The bottom line: “We really only want healthy people at a donor center,” says Dr. Claudia Cohn, chief medical officer of the American Association of Blood Banks, the industry’s primary umbrella organization. If someone starts to exhibit symptoms in the days after donating blood, they can call the blood bank, which can trigger a recall.

Making matters worse is that the typical measures to ameliorate blood shortages simply won’t work in the current environment. Usually when there’s a local shortage of blood because of, say, a natural disaster or a mass shooting, other regions step up to fill in the supply. The challenge with the coronavirus is that it’s everywhere, and likely will be for a long time. “There are going to be very few centers that have that excess of capacity,” says Eduardo Nunes, AABB’s vice president of quality and standards. “It’s very tenuous right now. The kinds of concerns that you’re hearing from blood center leaders are really unique and fairly alarming.”

Blood supply levels were already low thanks to the seasonal flu, says Kate Fry, CEO of America’s Blood Centers. Fry is particularly concerned about the coming days and weeks: “We’re just on that starting edge of all these cancellations.”

Fortunately, the coronavirus hasn’t increased the demand for blood so far: Care of patients with the coronavirus doesn’t typically involve blood transfusions, Cohn says. But many health conditions, like cancer or sickle cell disease, require regular blood transfusions—and that demand stays constant, even as blood supply lowers. (Donations have a shelf life of six weeks.) If supply continues to dwindle, hospitals may have to go to lengths to reduce the amount of blood they’re using, saving it for the most acute situations.

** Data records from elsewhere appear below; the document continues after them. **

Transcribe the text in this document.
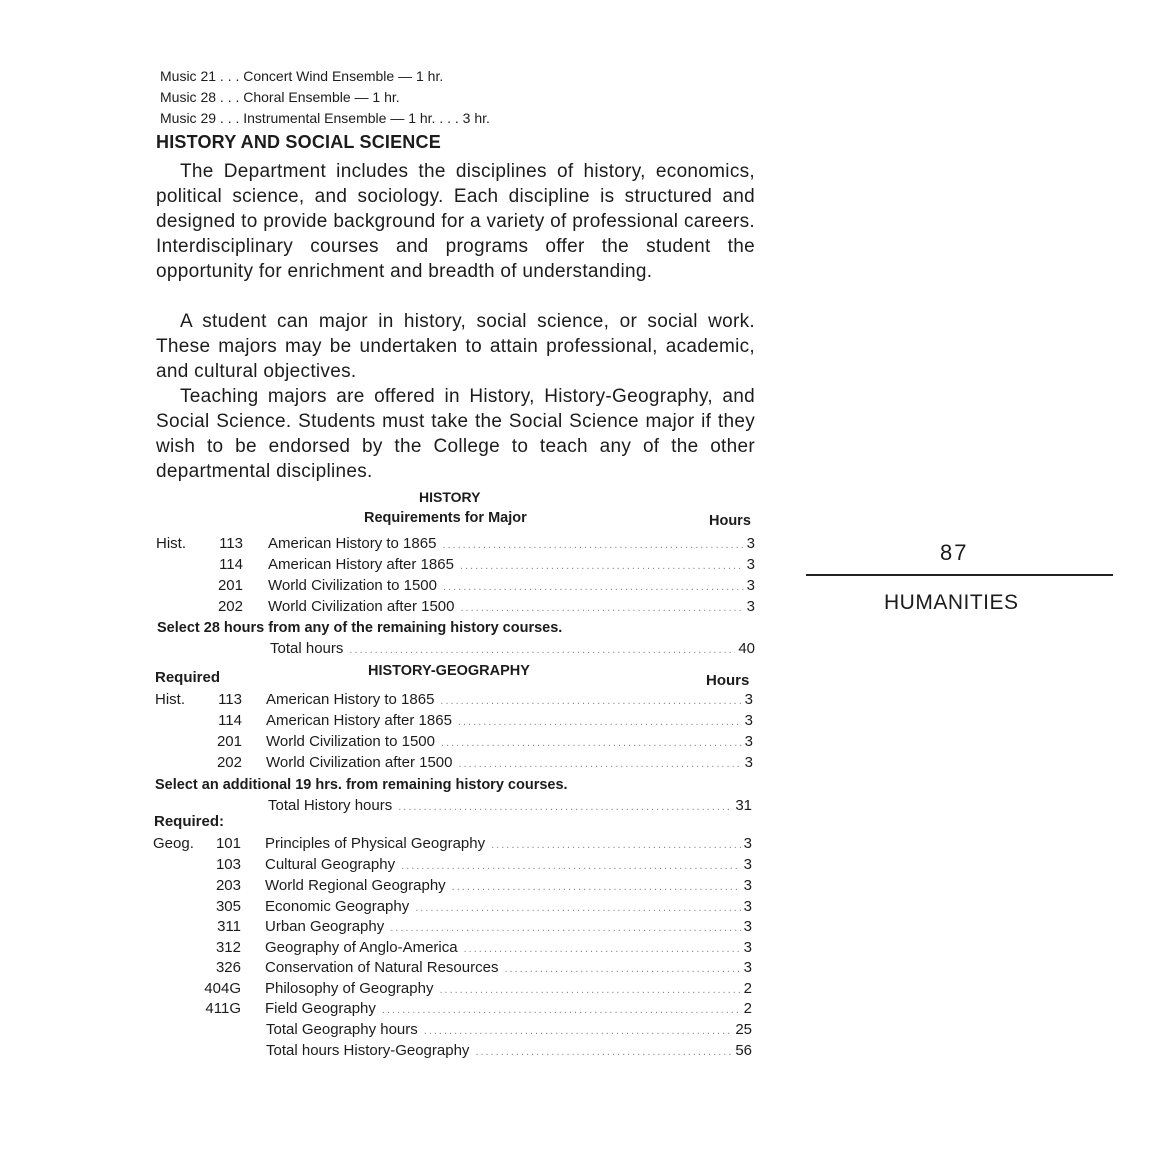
Music 21 . . . Concert Wind Ensemble — 1 hr.
Music 28 . . . Choral Ensemble — 1 hr.
Music 29 . . . Instrumental Ensemble — 1 hr. . . . 3 hr.
HISTORY AND SOCIAL SCIENCE

The Department includes the disciplines of history, economics, political science, and sociology. Each discipline is structured and designed to provide background for a variety of professional careers. Interdisciplinary courses and programs offer the student the opportunity for enrichment and breadth of understanding.

A student can major in history, social science, or social work. These majors may be undertaken to attain professional, academic, and cultural objectives.

Teaching majors are offered in History, History-Geography, and Social Science. Students must take the Social Science major if they wish to be endorsed by the College to teach any of the other departmental disciplines.

HISTORY
Requirements for Major	Hours
Hist.	113 American History to 1865 .....	3
114 American History after 1865 .....	3
201 World Civilization to 1500 .....	3
202 World Civilization after 1500 .....	3
Select 28 hours from any of the remaining history courses.
Total hours .....	40
Required	HISTORY-GEOGRAPHY
Hours
Hist.	113 American History to 1865 .....	3
114 American History after 1865 .....	3
201 World Civilization to 1500 .....	3
202 World Civilization after 1500 .....	3
Select an additional 19 hrs. from remaining history courses.
Total History hours .....	31
Required:
Geog.	101 Principles of Physical Geography .....	3
103 Cultural Geography .....	3
203 World Regional Geography .....	3
305 Economic Geography .....	3
311 Urban Geography .....	3
312 Geography of Anglo-America .....	3
326 Conservation of Natural Resources .....	3
404G Philosophy of Geography .....	2
411G Field Geography .....	2
Total Geography hours .....	25
Total hours History-Geography .....	56
87
HUMANITIES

Taken to the extreme, that could mean cutting out things like prophylactic transfusions, which provide preventative care to cancer patients, and elective surgeries. 

The precariousness of the blood supply also means that “any kind of mass casualty situation would really be an altogether new type of challenge,” says Nunes. “There’s no sort of slack in the supply to meet a sudden peak in demand.”

Unlike many developing countries and war zones, the United States has never experienced a prolonged, nationwide blood shortage, Nunes adds: “There is a constant state of uncertainty about what’s going to happen next.”